Мои бойцы заранее приготовили для почетных гостей что-то вроде помоста и навеса, на крышу которого уложили пучки соломы. Стулья тоже сколотили сами.
И теперь гости рассаживались как им было угодно.
Джек Лондон достает громоздкий фотоаппарат, устанавливает его на треноге. Остальные кладут перед собой блокноты и карандаши.
Я мысленно улыбаюсь про себя. Все это время, пока ждали их приезда, бойцы усиленно готовились по тщательно разработанной программе. Ее итогом должно было стать только одно – пшик, который увезут с собой иностранцы, вместо знаний.
– Что вы собираетесь нам показать? – наклоняется ко мне Джадсон.
– Строевую подготовку.
– Простите, что? – крутит головой американец.
– Обучения военнослужащих в системе боевой подготовки, имеющей целью выработки у них строевой выправки, подтянутости и выносливости, умение правильно и быстро выполнять команды, строевые приемы с оружием и без него, а также подготовка подразделений к слаженным действиям в различных строях, – скороговоркой тарабаню я. – Да не переживайте так, сейчас все увидите своими глазами.
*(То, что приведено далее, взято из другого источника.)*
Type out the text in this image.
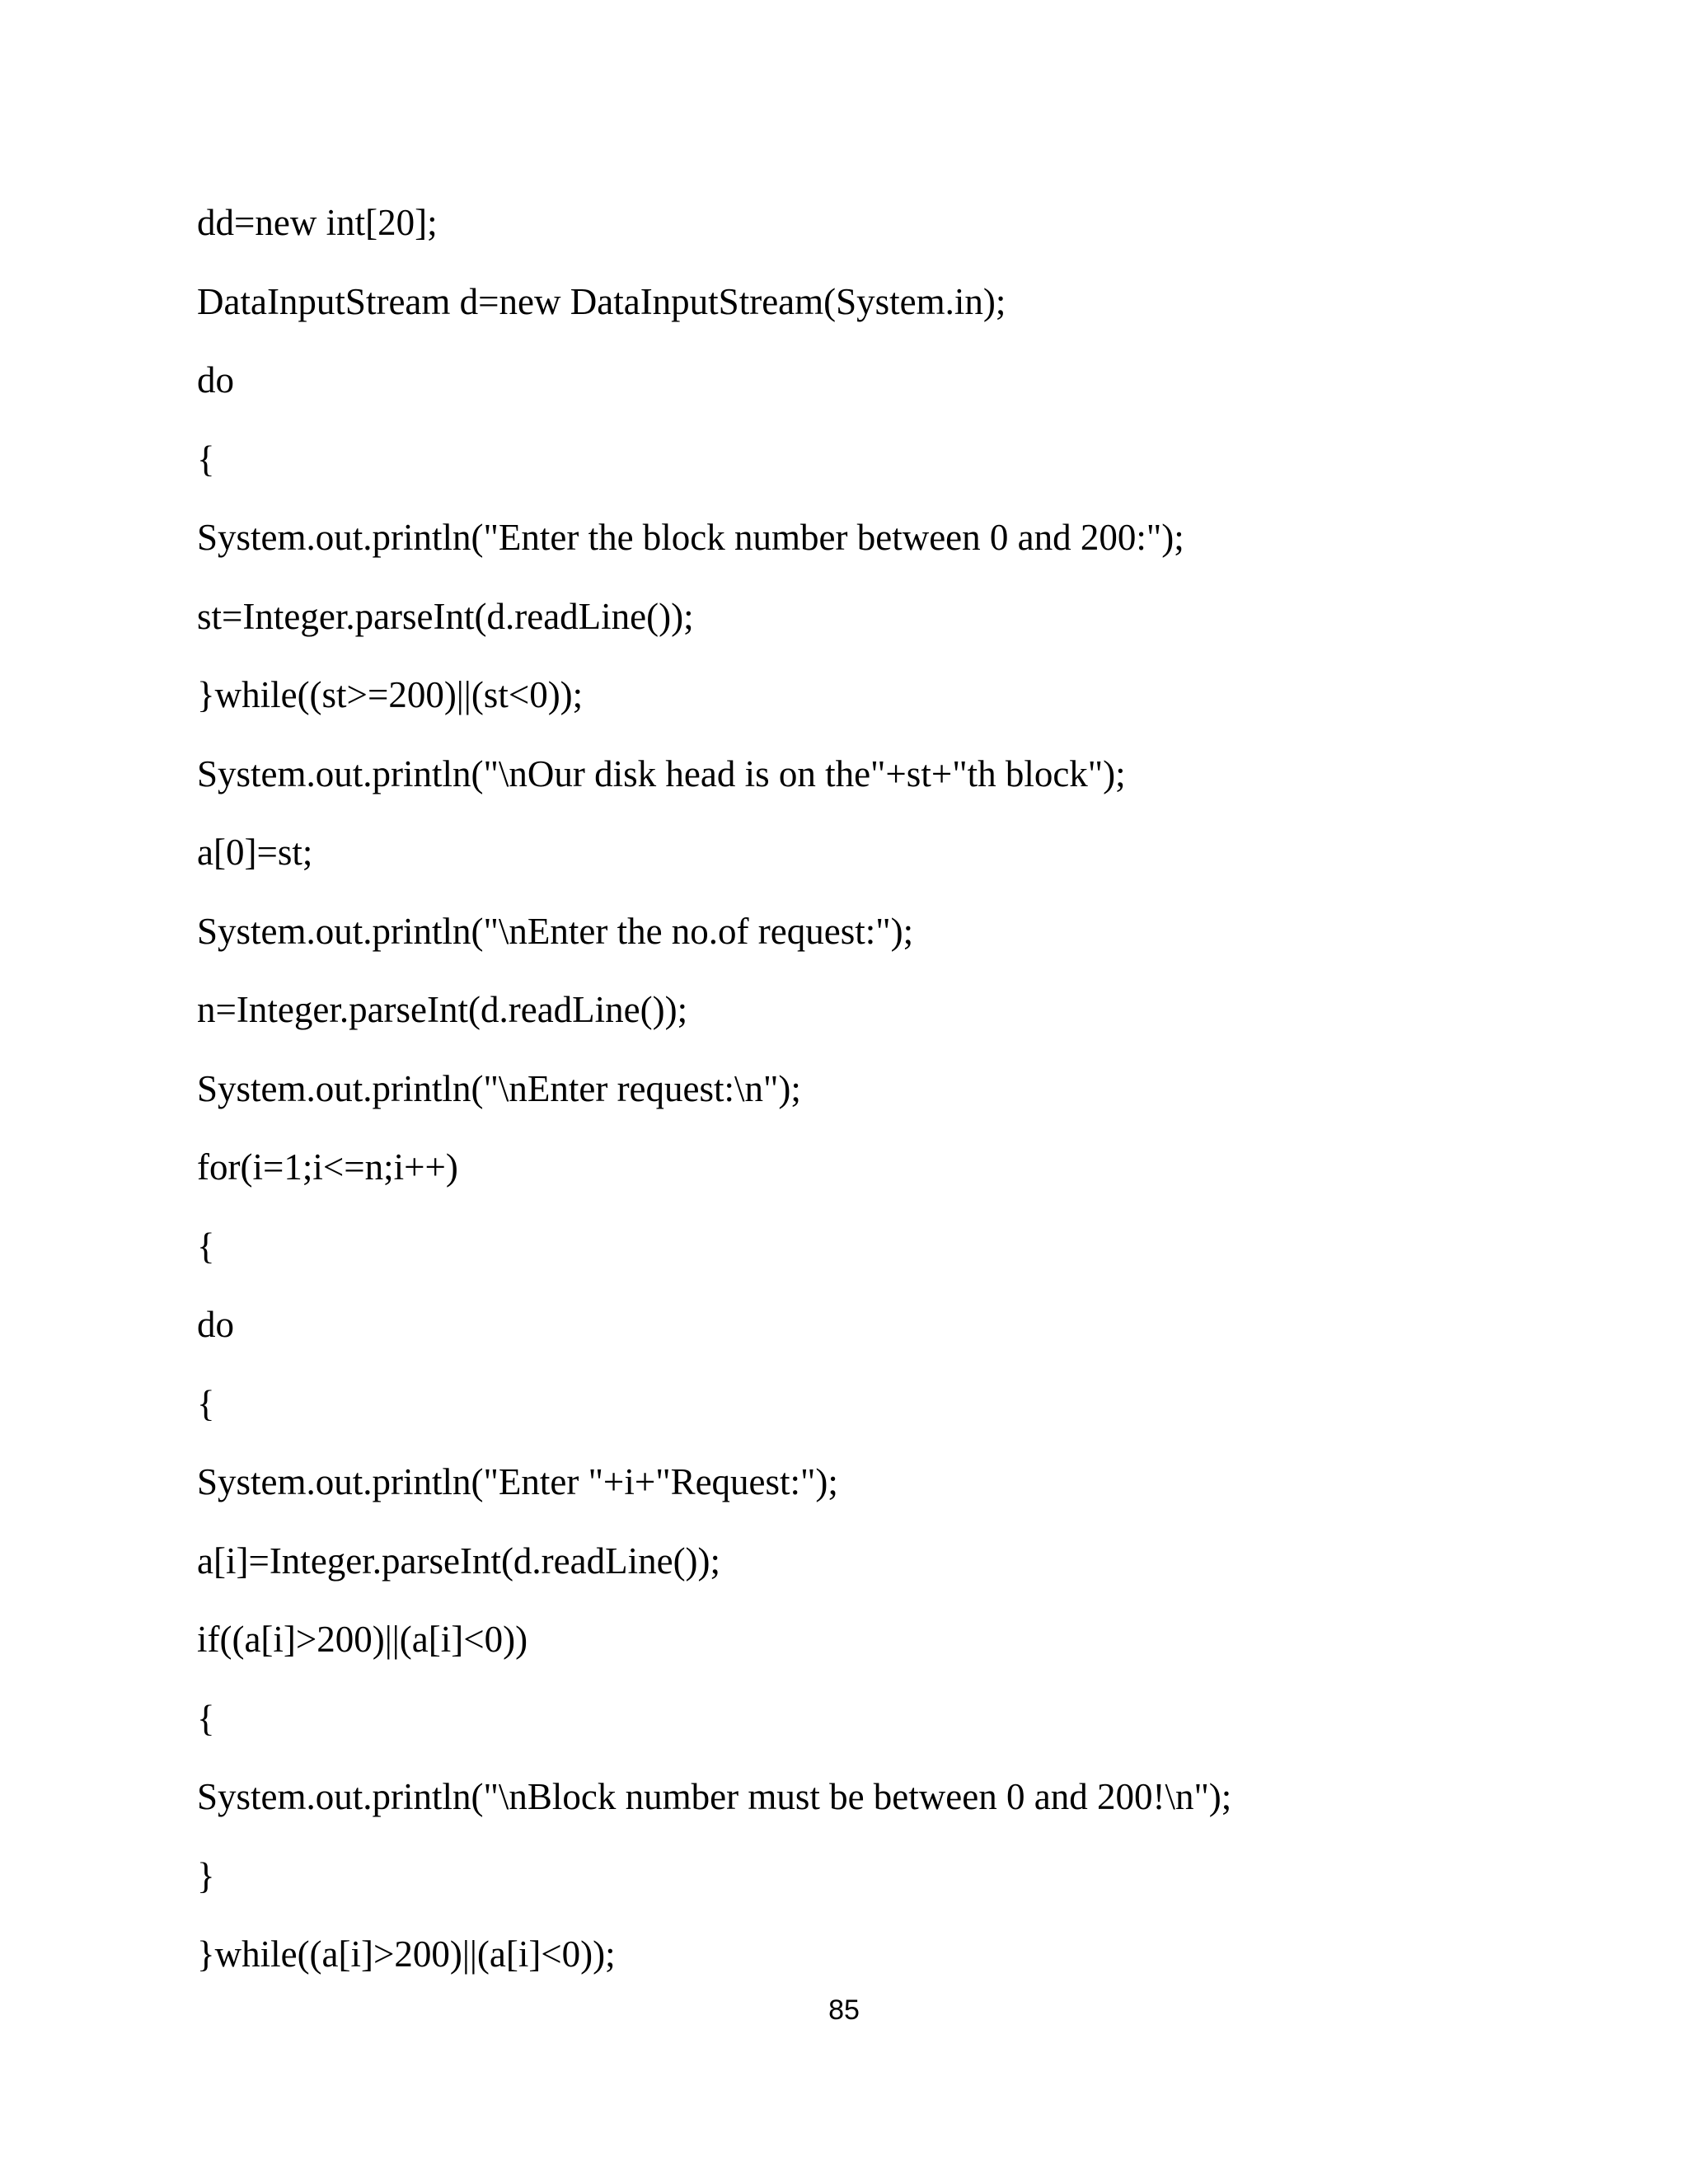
dd=new int[20];
DataInputStream d=new DataInputStream(System.in);
do
{
System.out.println("Enter the block number between 0 and 200:");
st=Integer.parseInt(d.readLine());
}while((st>=200)||(st<0));
System.out.println("\nOur disk head is on the"+st+"th block");
a[0]=st;
System.out.println("\nEnter the no.of request:");
n=Integer.parseInt(d.readLine());
System.out.println("\nEnter request:\n");
for(i=1;i<=n;i++)
{
do
{
System.out.println("Enter "+i+"Request:");
a[i]=Integer.parseInt(d.readLine());
if((a[i]>200)||(a[i]<0))
{
System.out.println("\nBlock number must be between 0 and 200!\n");
}
}while((a[i]>200)||(a[i]<0));
85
Черчилль покашливает, привлекая к себе мое внимание.
Изображаю готовность услужить по любому поводу.
– Может, водички? Горло промочить…
– Спасибо, не надо. Я слышал, что ваши бойцы занимаются на какой-то polose prepyatstviy, – последние два слова он произносит на русском.
Скорбно вздыхаю.
– Увы, уже неделю как нет.
– А что случилось?
– Понимаете, в том месте появились суслики, больные бешенством. Они уже покусали двух моих солдат, их пришлось отправить в госпиталь.
– Суслики?
– Не знаю точно: суслики или тушканчики… Короче, какие-то грызуны, – широко улыбаюсь во все тридцать два зуба я.
Черчилль смеривает меня недовольным взглядом, не понимая, серьезно я говорю или издеваюсь. А у меня на морде лица застыл тот самый лихой и придурковатый вид, о котором якобы издавал особый указ Петр Первый. Правда, серьезные историки утверждают, что никакого указа в реальности не существовало и это просто исторический анекдот.